Here is the conversation I had with Claire Bennet, a high school student in Raleigh, North Carolina:
As a chef who cooks with local food, what is your goal (other than serving tasty food to your customers)?
I want to represent and feature what’s seasonally available and what we do best here in our region throughout the year. I believe this creates a daily bill of fare that‘s exciting and will keep customers coming back for new tastes. It keeps the staff sharp too, since we’re less likely to get complacent with a dynamic menu, and different techniques are required to maximize the flavor of the variety of foods available throughout the year.
Why do you think it is so important that the community supports locally grown foods?
Supporting our region’s economy is especially important in this area. Agriculture and food production activities can create new recession proof jobs for our residents. Food security also increases the more we move the source of our meals closer. It’s also just plain fun to have the farmers and artisanal producers close by creating a loose network of people who have similar interests and like getting together to support one another. It’s like when people used to gather around an occasion like barn raising, or a special harvest.

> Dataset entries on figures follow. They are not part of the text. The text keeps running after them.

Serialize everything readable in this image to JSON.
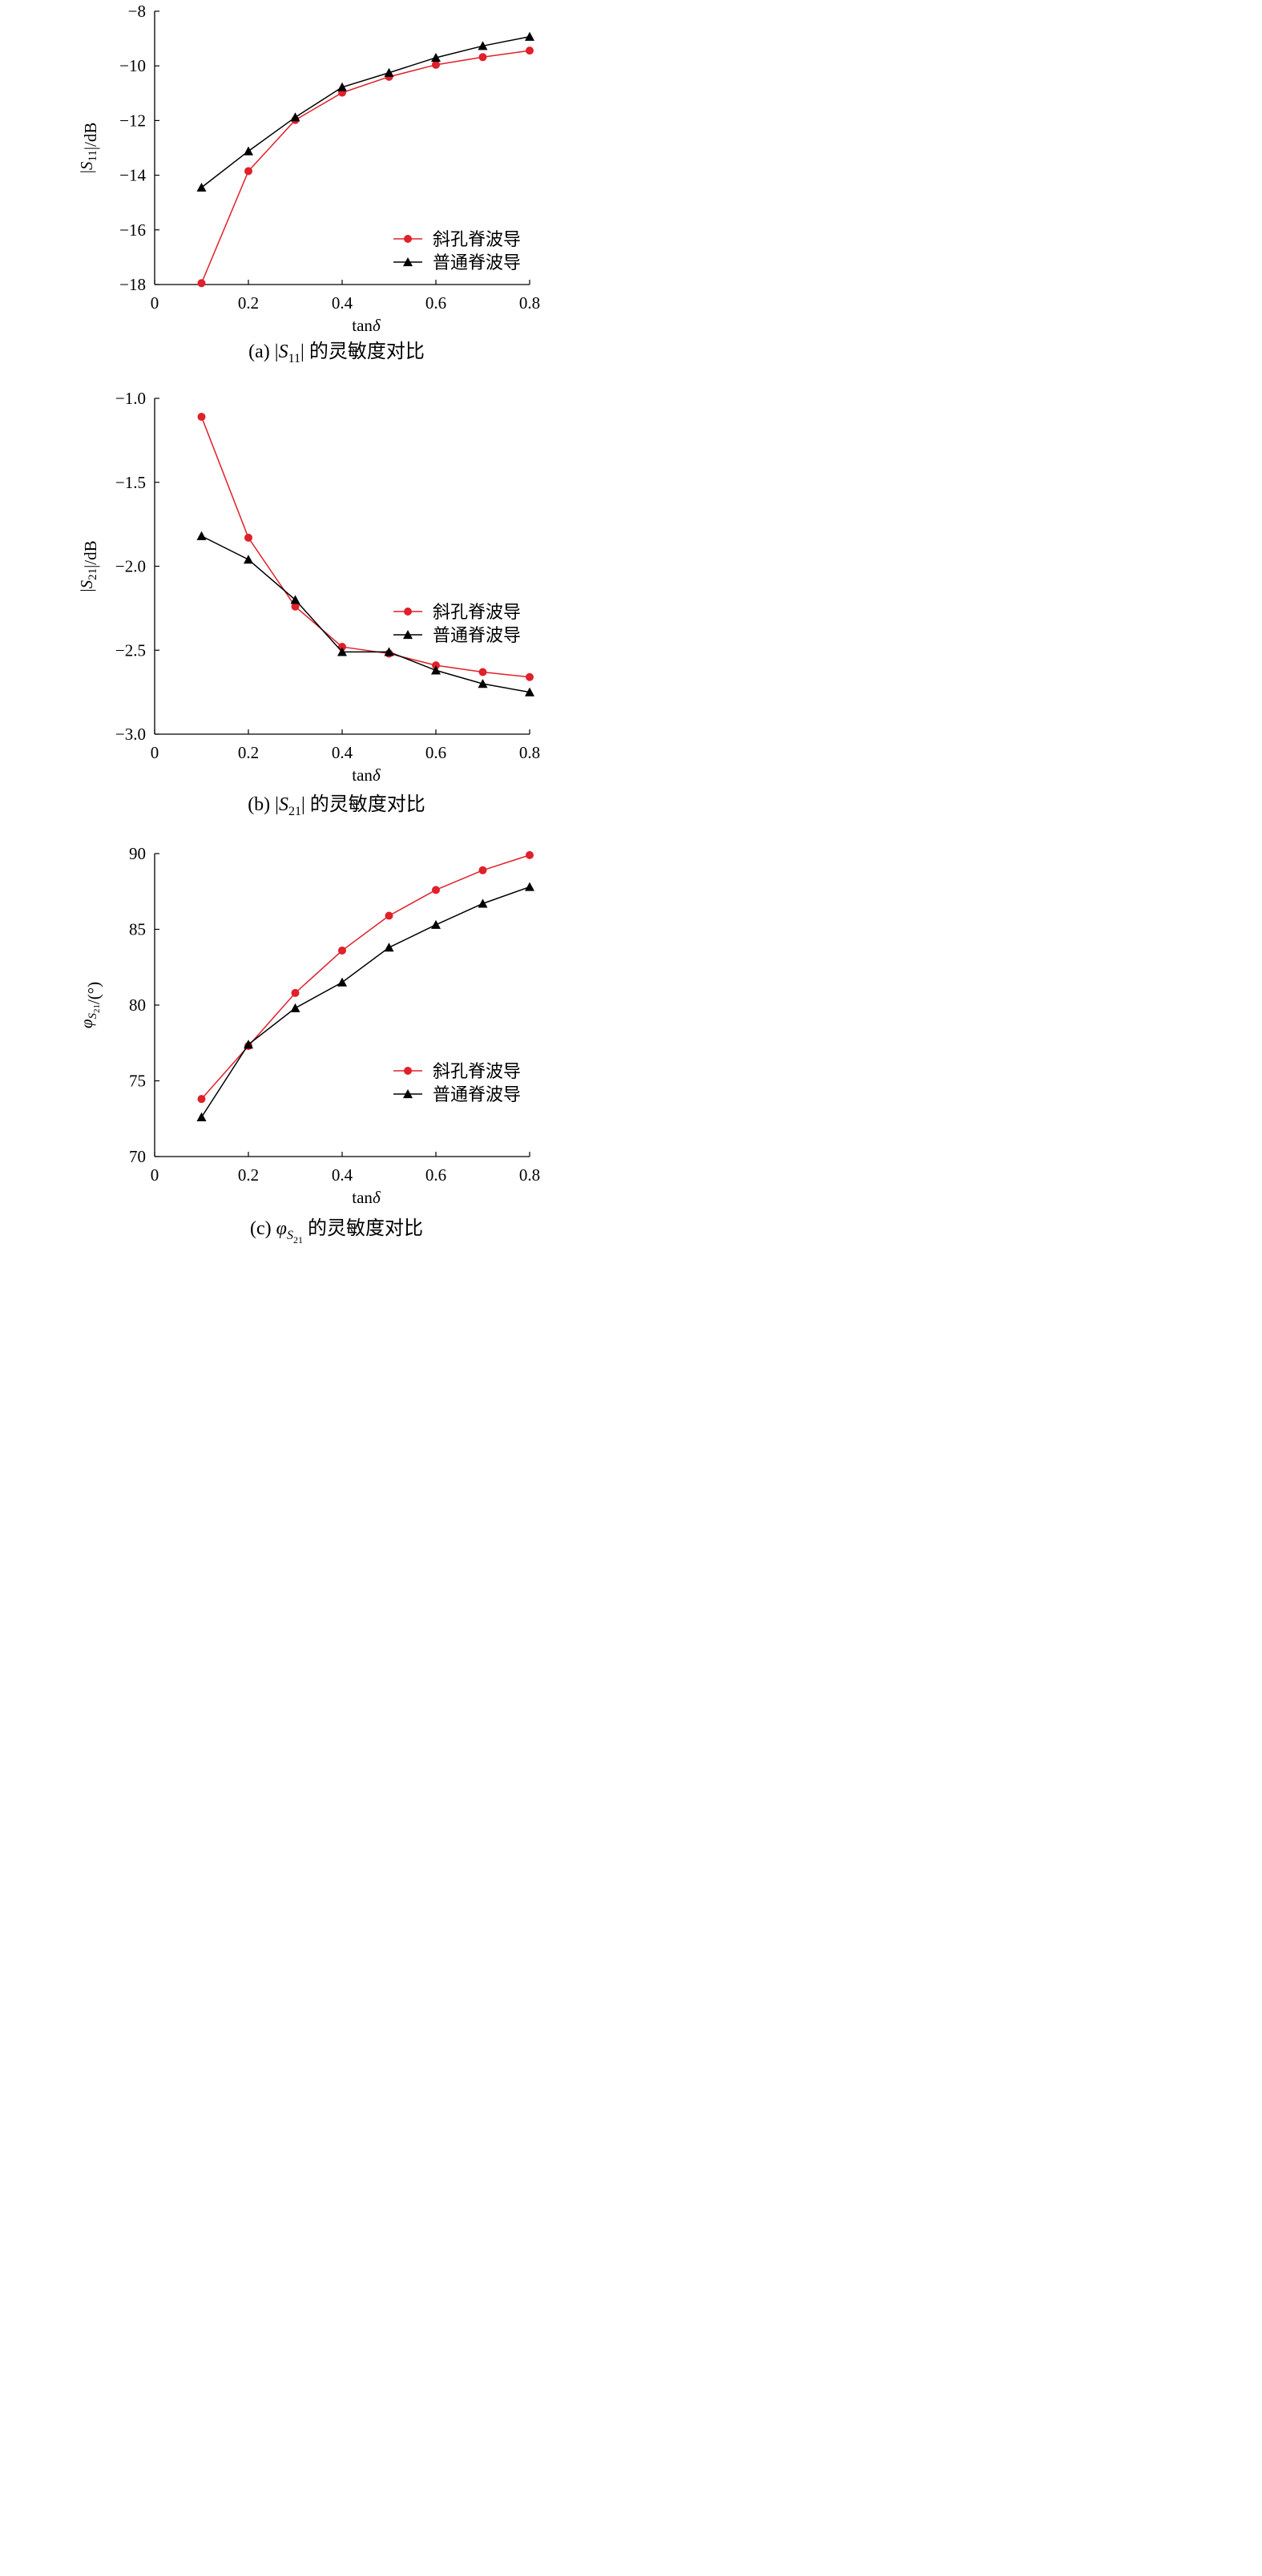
{
  "chart_data": [
    {
      "type": "line",
      "caption": "(a) |S11| 的灵敏度对比",
      "xlabel": "tanδ",
      "ylabel": "|S11|/dB",
      "xlim": [
        0,
        0.8
      ],
      "ylim": [
        -18,
        -8
      ],
      "xticks": [
        0,
        0.2,
        0.4,
        0.6,
        0.8
      ],
      "xtick_labels": [
        "0",
        "0.2",
        "0.4",
        "0.6",
        "0.8"
      ],
      "yticks": [
        -18,
        -16,
        -14,
        -12,
        -10,
        -8
      ],
      "ytick_labels": [
        "−18",
        "−16",
        "−14",
        "−12",
        "−10",
        "−8"
      ],
      "x": [
        0.1,
        0.2,
        0.3,
        0.4,
        0.5,
        0.6,
        0.7,
        0.8
      ],
      "legend_position": "lower-right",
      "series": [
        {
          "name": "斜孔脊波导",
          "color": "#e0202a",
          "marker": "circle",
          "values": [
            -17.95,
            -13.85,
            -11.98,
            -10.98,
            -10.4,
            -9.96,
            -9.68,
            -9.44
          ]
        },
        {
          "name": "普通脊波导",
          "color": "#000000",
          "marker": "triangle",
          "values": [
            -14.45,
            -13.12,
            -11.88,
            -10.78,
            -10.25,
            -9.7,
            -9.27,
            -8.93
          ]
        }
      ]
    },
    {
      "type": "line",
      "caption": "(b) |S21| 的灵敏度对比",
      "xlabel": "tanδ",
      "ylabel": "|S21|/dB",
      "xlim": [
        0,
        0.8
      ],
      "ylim": [
        -3.0,
        -1.0
      ],
      "xticks": [
        0,
        0.2,
        0.4,
        0.6,
        0.8
      ],
      "xtick_labels": [
        "0",
        "0.2",
        "0.4",
        "0.6",
        "0.8"
      ],
      "yticks": [
        -3.0,
        -2.5,
        -2.0,
        -1.5,
        -1.0
      ],
      "ytick_labels": [
        "−3.0",
        "−2.5",
        "−2.0",
        "−1.5",
        "−1.0"
      ],
      "x": [
        0.1,
        0.2,
        0.3,
        0.4,
        0.5,
        0.6,
        0.7,
        0.8
      ],
      "legend_position": "right",
      "series": [
        {
          "name": "斜孔脊波导",
          "color": "#e0202a",
          "marker": "circle",
          "values": [
            -1.11,
            -1.83,
            -2.24,
            -2.48,
            -2.52,
            -2.59,
            -2.63,
            -2.66
          ]
        },
        {
          "name": "普通脊波导",
          "color": "#000000",
          "marker": "triangle",
          "values": [
            -1.82,
            -1.96,
            -2.2,
            -2.51,
            -2.51,
            -2.62,
            -2.7,
            -2.75
          ]
        }
      ]
    },
    {
      "type": "line",
      "caption": "(c) φS21 的灵敏度对比",
      "xlabel": "tanδ",
      "ylabel": "φS21/(°)",
      "xlim": [
        0,
        0.8
      ],
      "ylim": [
        70,
        90
      ],
      "xticks": [
        0,
        0.2,
        0.4,
        0.6,
        0.8
      ],
      "xtick_labels": [
        "0",
        "0.2",
        "0.4",
        "0.6",
        "0.8"
      ],
      "yticks": [
        70,
        75,
        80,
        85,
        90
      ],
      "ytick_labels": [
        "70",
        "75",
        "80",
        "85",
        "90"
      ],
      "x": [
        0.1,
        0.2,
        0.3,
        0.4,
        0.5,
        0.6,
        0.7,
        0.8
      ],
      "legend_position": "lower-right",
      "series": [
        {
          "name": "斜孔脊波导",
          "color": "#e0202a",
          "marker": "circle",
          "values": [
            73.8,
            77.3,
            80.8,
            83.6,
            85.9,
            87.6,
            88.9,
            89.9
          ]
        },
        {
          "name": "普通脊波导",
          "color": "#000000",
          "marker": "triangle",
          "values": [
            72.6,
            77.4,
            79.8,
            81.5,
            83.8,
            85.3,
            86.7,
            87.8
          ]
        }
      ]
    }
  ]
}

How does your menu change season to season?
The produce side of it is fairly straightforward in that it mirrors the growing season here. My favorite time is fall, as season extending hoop houses, etc. have made traditional summer crops available right through to mid-November. All of the great fall squash and root crops are available too, making for incredible range of tastes and texture.The winter and early spring really define us as seasonal cooks. Even right now our salad and cooking greens are grown nearby and there are plenty of cold storage items available. Sometimes I’ll take advantage of seasonal demand to leverage our cost, which can get expensive buying local and sustainable products. For example, the rancher I buy my pork from has a higher demand for the bone in loins during the colder months, so we switched from that cut to whole shoulders at a better price and we’ll probably change when his demand does. We are constantly featuring new products and reintroducing things we have used previously by having a bill of fare that includes many “du jour” items or categories. This way, I’m able to take advantage of something spontaneous if a great ingredient becomes available.

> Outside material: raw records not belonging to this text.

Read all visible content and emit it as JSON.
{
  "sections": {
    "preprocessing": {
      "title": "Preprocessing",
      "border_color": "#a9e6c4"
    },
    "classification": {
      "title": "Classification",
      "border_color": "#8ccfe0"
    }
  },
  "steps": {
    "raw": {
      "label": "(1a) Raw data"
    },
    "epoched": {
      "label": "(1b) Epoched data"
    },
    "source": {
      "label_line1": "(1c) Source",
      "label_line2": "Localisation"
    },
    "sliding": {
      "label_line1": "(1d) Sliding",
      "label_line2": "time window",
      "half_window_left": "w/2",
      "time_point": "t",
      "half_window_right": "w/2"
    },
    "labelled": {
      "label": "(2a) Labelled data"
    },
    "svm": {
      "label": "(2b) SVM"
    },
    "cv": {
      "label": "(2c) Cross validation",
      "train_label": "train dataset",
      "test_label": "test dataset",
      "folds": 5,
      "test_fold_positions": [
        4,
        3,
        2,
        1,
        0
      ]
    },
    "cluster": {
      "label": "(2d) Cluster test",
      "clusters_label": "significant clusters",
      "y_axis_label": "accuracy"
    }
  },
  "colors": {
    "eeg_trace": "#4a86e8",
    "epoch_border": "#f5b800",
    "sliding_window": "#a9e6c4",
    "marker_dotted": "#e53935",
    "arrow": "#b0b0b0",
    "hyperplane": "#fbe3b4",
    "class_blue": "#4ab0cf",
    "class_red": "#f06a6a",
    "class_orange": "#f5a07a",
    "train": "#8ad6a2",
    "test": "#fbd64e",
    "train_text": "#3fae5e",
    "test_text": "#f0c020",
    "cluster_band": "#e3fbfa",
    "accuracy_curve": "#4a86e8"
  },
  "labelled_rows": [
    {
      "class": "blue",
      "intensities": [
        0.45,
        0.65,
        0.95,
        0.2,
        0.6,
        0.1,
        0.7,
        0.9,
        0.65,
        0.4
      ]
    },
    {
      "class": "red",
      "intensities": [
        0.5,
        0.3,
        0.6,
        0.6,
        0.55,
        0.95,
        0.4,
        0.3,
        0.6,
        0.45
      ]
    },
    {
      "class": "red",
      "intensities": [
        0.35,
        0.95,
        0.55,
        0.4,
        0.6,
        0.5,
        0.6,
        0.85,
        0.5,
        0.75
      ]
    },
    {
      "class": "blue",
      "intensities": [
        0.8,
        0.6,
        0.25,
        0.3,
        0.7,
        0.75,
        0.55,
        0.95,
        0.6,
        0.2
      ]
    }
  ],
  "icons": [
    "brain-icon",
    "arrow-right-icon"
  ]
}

What is the furthest distance the food you cook with travels?
For items on the menu throughout the year, antelope from Texas probably about 2000 miles and shellfish from the Canadian Atlantic which is a little closer. Right now, of course, we do need to bring in some produce from the west coast. As we grow the infrastructure for year round growing that need will continue to diminish.
Do you buy your ingredients from local farmers who also farm organically?

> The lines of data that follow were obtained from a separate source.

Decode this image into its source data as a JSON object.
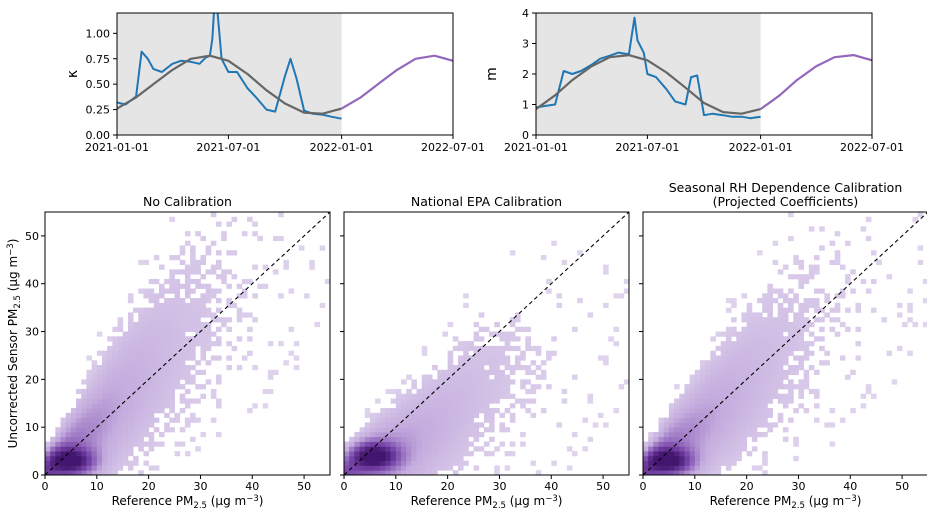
{
  "chart_data": [
    {
      "type": "line",
      "ylabel": "κ",
      "ylim": [
        0,
        1.2
      ],
      "xlim": [
        "2021-01-01",
        "2022-07-01"
      ],
      "xticks": [
        "2021-01-01",
        "2021-07-01",
        "2022-01-01",
        "2022-07-01"
      ],
      "yticks": [
        "0.00",
        "0.25",
        "0.50",
        "0.75",
        "1.00"
      ],
      "shaded_region": [
        "2021-01-01",
        "2022-01-01"
      ],
      "colors": {
        "observed": "#1f77b4",
        "fit": "#666666",
        "projection": "#9467bd",
        "shade": "#e5e5e5"
      },
      "series": [
        {
          "role": "observed",
          "x": [
            "2021-01-01",
            "2021-01-15",
            "2021-02-01",
            "2021-02-10",
            "2021-02-20",
            "2021-03-01",
            "2021-03-15",
            "2021-04-01",
            "2021-04-15",
            "2021-05-01",
            "2021-05-15",
            "2021-05-25",
            "2021-06-01",
            "2021-06-05",
            "2021-06-08",
            "2021-06-12",
            "2021-06-20",
            "2021-07-01",
            "2021-07-15",
            "2021-08-01",
            "2021-08-15",
            "2021-09-01",
            "2021-09-15",
            "2021-10-01",
            "2021-10-10",
            "2021-10-20",
            "2021-11-01",
            "2021-11-15",
            "2021-12-01",
            "2021-12-15",
            "2022-01-01"
          ],
          "y": [
            0.32,
            0.3,
            0.38,
            0.82,
            0.75,
            0.65,
            0.62,
            0.7,
            0.73,
            0.72,
            0.7,
            0.76,
            0.78,
            0.95,
            1.25,
            1.3,
            0.75,
            0.62,
            0.62,
            0.46,
            0.37,
            0.25,
            0.23,
            0.58,
            0.75,
            0.55,
            0.24,
            0.21,
            0.2,
            0.18,
            0.16
          ]
        },
        {
          "role": "fit",
          "x": [
            "2021-01-01",
            "2021-02-01",
            "2021-03-01",
            "2021-04-01",
            "2021-05-01",
            "2021-06-01",
            "2021-07-01",
            "2021-08-01",
            "2021-09-01",
            "2021-10-01",
            "2021-11-01",
            "2021-12-01",
            "2022-01-01"
          ],
          "y": [
            0.26,
            0.37,
            0.5,
            0.64,
            0.75,
            0.78,
            0.73,
            0.6,
            0.44,
            0.31,
            0.22,
            0.21,
            0.26
          ]
        },
        {
          "role": "projection",
          "x": [
            "2022-01-01",
            "2022-02-01",
            "2022-03-01",
            "2022-04-01",
            "2022-05-01",
            "2022-06-01",
            "2022-07-01"
          ],
          "y": [
            0.26,
            0.37,
            0.5,
            0.64,
            0.75,
            0.78,
            0.73
          ]
        }
      ]
    },
    {
      "type": "line",
      "ylabel": "m",
      "ylim": [
        0,
        4
      ],
      "xlim": [
        "2021-01-01",
        "2022-07-01"
      ],
      "xticks": [
        "2021-01-01",
        "2021-07-01",
        "2022-01-01",
        "2022-07-01"
      ],
      "yticks": [
        "0",
        "1",
        "2",
        "3",
        "4"
      ],
      "shaded_region": [
        "2021-01-01",
        "2022-01-01"
      ],
      "colors": {
        "observed": "#1f77b4",
        "fit": "#666666",
        "projection": "#9467bd",
        "shade": "#e5e5e5"
      },
      "series": [
        {
          "role": "observed",
          "x": [
            "2021-01-01",
            "2021-01-15",
            "2021-02-01",
            "2021-02-15",
            "2021-03-01",
            "2021-03-15",
            "2021-04-01",
            "2021-04-15",
            "2021-05-01",
            "2021-05-15",
            "2021-06-01",
            "2021-06-10",
            "2021-06-15",
            "2021-06-25",
            "2021-07-01",
            "2021-07-15",
            "2021-08-01",
            "2021-08-15",
            "2021-09-01",
            "2021-09-10",
            "2021-09-20",
            "2021-10-01",
            "2021-10-15",
            "2021-11-01",
            "2021-11-15",
            "2021-12-01",
            "2021-12-15",
            "2022-01-01"
          ],
          "y": [
            0.9,
            0.95,
            1.0,
            2.1,
            2.0,
            2.1,
            2.3,
            2.5,
            2.6,
            2.7,
            2.65,
            3.85,
            3.1,
            2.7,
            2.0,
            1.9,
            1.5,
            1.1,
            1.0,
            1.9,
            1.95,
            0.65,
            0.7,
            0.65,
            0.6,
            0.6,
            0.55,
            0.6
          ]
        },
        {
          "role": "fit",
          "x": [
            "2021-01-01",
            "2021-02-01",
            "2021-03-01",
            "2021-04-01",
            "2021-05-01",
            "2021-06-01",
            "2021-07-01",
            "2021-08-01",
            "2021-09-01",
            "2021-10-01",
            "2021-11-01",
            "2021-12-01",
            "2022-01-01"
          ],
          "y": [
            0.85,
            1.3,
            1.8,
            2.25,
            2.55,
            2.62,
            2.45,
            2.05,
            1.55,
            1.05,
            0.75,
            0.7,
            0.85
          ]
        },
        {
          "role": "projection",
          "x": [
            "2022-01-01",
            "2022-02-01",
            "2022-03-01",
            "2022-04-01",
            "2022-05-01",
            "2022-06-01",
            "2022-07-01"
          ],
          "y": [
            0.85,
            1.3,
            1.8,
            2.25,
            2.55,
            2.62,
            2.45
          ]
        }
      ]
    },
    {
      "type": "heatmap",
      "title": "No Calibration",
      "xlabel": "Reference PM",
      "ylabel": "Uncorrected Sensor PM",
      "xlim": [
        0,
        55
      ],
      "ylim": [
        0,
        55
      ],
      "xticks": [
        "0",
        "10",
        "20",
        "30",
        "40",
        "50"
      ],
      "yticks": [
        "0",
        "10",
        "20",
        "30",
        "40",
        "50"
      ],
      "colormap": "purples",
      "identity_line": true,
      "density_ridge": {
        "x": [
          0,
          5,
          10,
          15,
          20,
          25,
          30,
          35,
          40
        ],
        "y": [
          0,
          5,
          10,
          16,
          22,
          28,
          33,
          38,
          43
        ]
      },
      "density_peak": [
        5,
        3
      ]
    },
    {
      "type": "heatmap",
      "title": "National EPA Calibration",
      "xlabel": "Reference PM",
      "xlim": [
        0,
        55
      ],
      "ylim": [
        0,
        55
      ],
      "xticks": [
        "0",
        "10",
        "20",
        "30",
        "40",
        "50"
      ],
      "colormap": "purples",
      "identity_line": true,
      "density_ridge": {
        "x": [
          0,
          5,
          10,
          15,
          20,
          25,
          30,
          35,
          40
        ],
        "y": [
          0,
          3,
          5,
          8,
          12,
          17,
          21,
          23,
          24
        ]
      },
      "density_peak": [
        6,
        4
      ]
    },
    {
      "type": "heatmap",
      "title": "Seasonal RH Dependence Calibration\n(Projected Coefficients)",
      "xlabel": "Reference PM",
      "xlim": [
        0,
        55
      ],
      "ylim": [
        0,
        55
      ],
      "xticks": [
        "0",
        "10",
        "20",
        "30",
        "40",
        "50"
      ],
      "colormap": "purples",
      "identity_line": true,
      "density_ridge": {
        "x": [
          0,
          5,
          10,
          15,
          20,
          25,
          30,
          35,
          40
        ],
        "y": [
          0,
          5,
          9,
          14,
          19,
          24,
          29,
          34,
          38
        ]
      },
      "density_peak": [
        5,
        3
      ]
    }
  ],
  "labels": {
    "pm_sub": "2.5",
    "unit_prefix": "(µg m",
    "unit_exp": "−3",
    "unit_suffix": ")"
  }
}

Yes, and I prefer that, but some who are practicing organics have chosen not to be certified. That leads another discussion with advocates of each path having strong beliefs (look for this in a future post). It comes down to trust and that is where I focus my energy: in getting to know those I buy from.
What aspects of locally grown food do you think are most valuable to our health, economy, environment, etc.?
Locally grown food will not be any healthier for the public or the environment if it is not farmed using organic practices, except for the energy used in transporting food grown from a much farther distance.
The jobs created my increasing food production within a region are significant along with the security of being less vulnerable to national and global events that could disrupt that system which we have become reliant on.
In your opinion, is it more sustainable to buy organic food that has traveled a long distance to get to you or is it more sustainable to buy local food that has not necessarily been grown organically? Why?
That depends on your priority, for sure. My agenda is sourcing and cooking with ingredients that are sustainably raised even if they come from an outside area and would prefer not to use conventionally produced items even if they are grown in this area. Each week however presents its own opportunities and challenges in terms of getting an exciting blend of ingredients for our staff. I have more of a regional than local mindset and consider the Great Lakes our base for sourcing, without regards to lines on a map, which provides an average of 65% of what we buy throughout the year. Also, because the organic/local/sustainable food movement is still primarily retail driven and the supply system here has limitations ( example; lack of USDA approved meat processing facilities in our area), we will be looking to producers outside the region who share similar values and are offering unique products not currently available here. I try to be as responsible as possible in this area, knowing how to get items transported through the existing ground channels. As the farm to table movement continues to expand in the restaurant and institutional food nservice sectors these broader systems will become an equally important to supply the demand.